Influence of pre-torsion and low-temperature aging on ZK60 magnesium alloy

Abstract

Magnesium alloys are widely used in aerospace and automotive industries due to their lightweight. However, their poor fatigue performance limits the broader application, especially in dynamic stress environments. This study explores novel coupled pretreatments of free-end large-angle pre-torsion and low-temperature aging to improve the fatigue resistance of rolled ZK60 magnesium alloy. STA (pre-torsion followed by low-temperature aging) and SAT (low-temperature aging followed by pre-torsion) samples were prepared to investigate the influences of pretreatment coupling sequences. The results of microstructure characterization reveal that pre-torsion significantly enhances the formation of tensile twins and introduces a gradient microstructure with increased dislocation density from the center to the edges. STA process resulted in the highest twinning area fraction of 35.2% and a kernel average misorientation of 0.94 at the edge.
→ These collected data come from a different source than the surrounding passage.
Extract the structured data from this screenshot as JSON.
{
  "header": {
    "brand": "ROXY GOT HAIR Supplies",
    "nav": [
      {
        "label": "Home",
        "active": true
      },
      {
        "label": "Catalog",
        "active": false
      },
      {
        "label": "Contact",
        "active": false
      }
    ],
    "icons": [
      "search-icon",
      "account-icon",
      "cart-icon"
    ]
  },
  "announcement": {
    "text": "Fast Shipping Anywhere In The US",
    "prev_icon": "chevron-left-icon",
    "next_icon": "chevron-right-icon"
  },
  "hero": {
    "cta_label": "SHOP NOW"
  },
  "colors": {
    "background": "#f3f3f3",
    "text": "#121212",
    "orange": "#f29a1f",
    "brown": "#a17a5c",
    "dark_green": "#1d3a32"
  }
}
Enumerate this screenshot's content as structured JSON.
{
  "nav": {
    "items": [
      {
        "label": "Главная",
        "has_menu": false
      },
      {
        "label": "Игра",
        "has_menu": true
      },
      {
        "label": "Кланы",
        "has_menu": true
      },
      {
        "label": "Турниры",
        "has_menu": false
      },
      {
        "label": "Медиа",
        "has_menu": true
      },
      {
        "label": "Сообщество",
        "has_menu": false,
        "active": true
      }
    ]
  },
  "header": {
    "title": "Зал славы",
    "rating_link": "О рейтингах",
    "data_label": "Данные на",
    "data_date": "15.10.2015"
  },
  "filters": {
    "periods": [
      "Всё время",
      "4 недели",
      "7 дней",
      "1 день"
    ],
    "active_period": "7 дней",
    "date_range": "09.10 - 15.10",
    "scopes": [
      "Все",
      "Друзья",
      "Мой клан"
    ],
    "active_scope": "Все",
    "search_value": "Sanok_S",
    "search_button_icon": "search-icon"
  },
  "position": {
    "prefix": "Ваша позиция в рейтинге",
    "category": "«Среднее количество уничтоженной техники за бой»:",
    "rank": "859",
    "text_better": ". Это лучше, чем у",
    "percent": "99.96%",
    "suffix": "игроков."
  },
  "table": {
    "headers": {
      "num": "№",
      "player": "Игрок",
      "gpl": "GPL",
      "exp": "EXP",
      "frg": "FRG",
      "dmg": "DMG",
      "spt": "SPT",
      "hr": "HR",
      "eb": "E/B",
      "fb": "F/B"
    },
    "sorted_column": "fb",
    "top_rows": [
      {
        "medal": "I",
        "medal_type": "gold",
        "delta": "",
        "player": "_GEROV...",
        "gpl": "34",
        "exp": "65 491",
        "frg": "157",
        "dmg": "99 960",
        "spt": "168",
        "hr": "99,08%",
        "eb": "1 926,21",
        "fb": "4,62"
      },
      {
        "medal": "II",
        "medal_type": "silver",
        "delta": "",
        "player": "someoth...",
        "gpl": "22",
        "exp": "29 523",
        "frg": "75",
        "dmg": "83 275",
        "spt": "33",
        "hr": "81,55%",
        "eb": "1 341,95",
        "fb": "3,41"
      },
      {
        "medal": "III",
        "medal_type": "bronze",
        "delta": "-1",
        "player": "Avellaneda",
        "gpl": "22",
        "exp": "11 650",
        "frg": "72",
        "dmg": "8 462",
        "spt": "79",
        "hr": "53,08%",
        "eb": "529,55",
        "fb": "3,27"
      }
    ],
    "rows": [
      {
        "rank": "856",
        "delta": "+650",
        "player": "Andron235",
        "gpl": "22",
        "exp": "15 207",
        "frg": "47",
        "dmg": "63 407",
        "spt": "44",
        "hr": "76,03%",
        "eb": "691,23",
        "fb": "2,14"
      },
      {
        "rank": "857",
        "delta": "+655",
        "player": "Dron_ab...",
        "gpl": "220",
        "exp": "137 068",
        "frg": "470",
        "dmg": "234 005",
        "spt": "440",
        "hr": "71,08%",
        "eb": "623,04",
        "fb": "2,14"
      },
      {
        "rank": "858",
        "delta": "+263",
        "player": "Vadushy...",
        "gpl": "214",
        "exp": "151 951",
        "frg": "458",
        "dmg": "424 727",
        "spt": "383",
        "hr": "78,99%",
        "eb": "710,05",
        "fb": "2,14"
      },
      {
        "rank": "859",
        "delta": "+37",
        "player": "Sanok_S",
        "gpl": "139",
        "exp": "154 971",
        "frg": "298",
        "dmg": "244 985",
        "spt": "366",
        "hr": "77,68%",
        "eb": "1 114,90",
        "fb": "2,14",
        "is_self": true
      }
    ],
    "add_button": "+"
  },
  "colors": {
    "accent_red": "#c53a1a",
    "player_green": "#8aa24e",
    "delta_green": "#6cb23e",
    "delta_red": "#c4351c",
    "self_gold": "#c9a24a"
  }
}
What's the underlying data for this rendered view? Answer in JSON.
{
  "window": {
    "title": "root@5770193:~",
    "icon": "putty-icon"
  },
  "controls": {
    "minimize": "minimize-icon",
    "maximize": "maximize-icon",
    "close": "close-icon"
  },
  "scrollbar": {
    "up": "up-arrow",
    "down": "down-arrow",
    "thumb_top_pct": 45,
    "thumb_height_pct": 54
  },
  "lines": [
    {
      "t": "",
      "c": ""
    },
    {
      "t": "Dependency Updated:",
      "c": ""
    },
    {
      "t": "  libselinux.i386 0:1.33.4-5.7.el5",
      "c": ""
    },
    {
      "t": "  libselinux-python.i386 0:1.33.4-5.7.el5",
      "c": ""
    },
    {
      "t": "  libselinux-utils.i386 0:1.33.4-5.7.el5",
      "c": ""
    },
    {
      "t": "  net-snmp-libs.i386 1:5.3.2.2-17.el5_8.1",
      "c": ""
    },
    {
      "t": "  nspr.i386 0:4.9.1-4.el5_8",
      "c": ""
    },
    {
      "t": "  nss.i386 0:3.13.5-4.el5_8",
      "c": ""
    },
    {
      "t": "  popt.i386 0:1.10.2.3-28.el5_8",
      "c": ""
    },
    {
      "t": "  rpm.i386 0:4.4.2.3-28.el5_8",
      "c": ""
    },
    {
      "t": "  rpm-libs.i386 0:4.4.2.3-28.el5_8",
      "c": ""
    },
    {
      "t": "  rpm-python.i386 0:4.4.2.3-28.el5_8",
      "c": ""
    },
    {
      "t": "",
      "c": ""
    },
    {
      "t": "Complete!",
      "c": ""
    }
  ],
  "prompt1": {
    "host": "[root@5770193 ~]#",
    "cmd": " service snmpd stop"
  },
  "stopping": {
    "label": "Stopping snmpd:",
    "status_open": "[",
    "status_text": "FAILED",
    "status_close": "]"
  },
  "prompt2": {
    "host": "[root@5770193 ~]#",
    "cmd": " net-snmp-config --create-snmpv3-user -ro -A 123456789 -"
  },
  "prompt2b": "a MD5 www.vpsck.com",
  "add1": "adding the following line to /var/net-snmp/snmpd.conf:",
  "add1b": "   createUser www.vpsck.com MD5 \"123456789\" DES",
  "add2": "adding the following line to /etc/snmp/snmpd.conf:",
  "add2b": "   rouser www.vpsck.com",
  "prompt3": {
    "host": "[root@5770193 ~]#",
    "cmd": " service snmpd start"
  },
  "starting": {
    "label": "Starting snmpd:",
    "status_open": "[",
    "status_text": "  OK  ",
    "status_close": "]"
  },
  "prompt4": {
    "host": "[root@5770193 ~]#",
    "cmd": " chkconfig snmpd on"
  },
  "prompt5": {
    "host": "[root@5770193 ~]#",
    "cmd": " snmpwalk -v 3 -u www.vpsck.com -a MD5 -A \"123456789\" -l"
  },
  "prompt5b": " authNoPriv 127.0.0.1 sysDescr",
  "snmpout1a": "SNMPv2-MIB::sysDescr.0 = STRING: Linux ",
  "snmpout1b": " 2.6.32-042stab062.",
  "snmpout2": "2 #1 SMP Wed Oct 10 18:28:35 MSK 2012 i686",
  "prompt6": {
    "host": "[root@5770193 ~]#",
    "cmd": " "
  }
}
Mechanical testing demonstrated that the coupled pre-treatment obtained a better combination of strength and plasticity, significantly improved the yield strength in the compression stage, and increased the tensile-compressive yield ratio to >0.9. In the low-cycle fatigue test, the STA samples exhibited lower cyclic mean stress, a smaller cyclic hardening trend, and better hysteretic symmetry, leading to an improvement in fatigue life of up to 256%. The findings suggest that the combined pre-torsion and low-temperature aging treatments offer a promising approach to enhance the mechanical properties and fatigue resistance of ZK60 magnesium alloy, making it suitable for structural applications in demanding environments.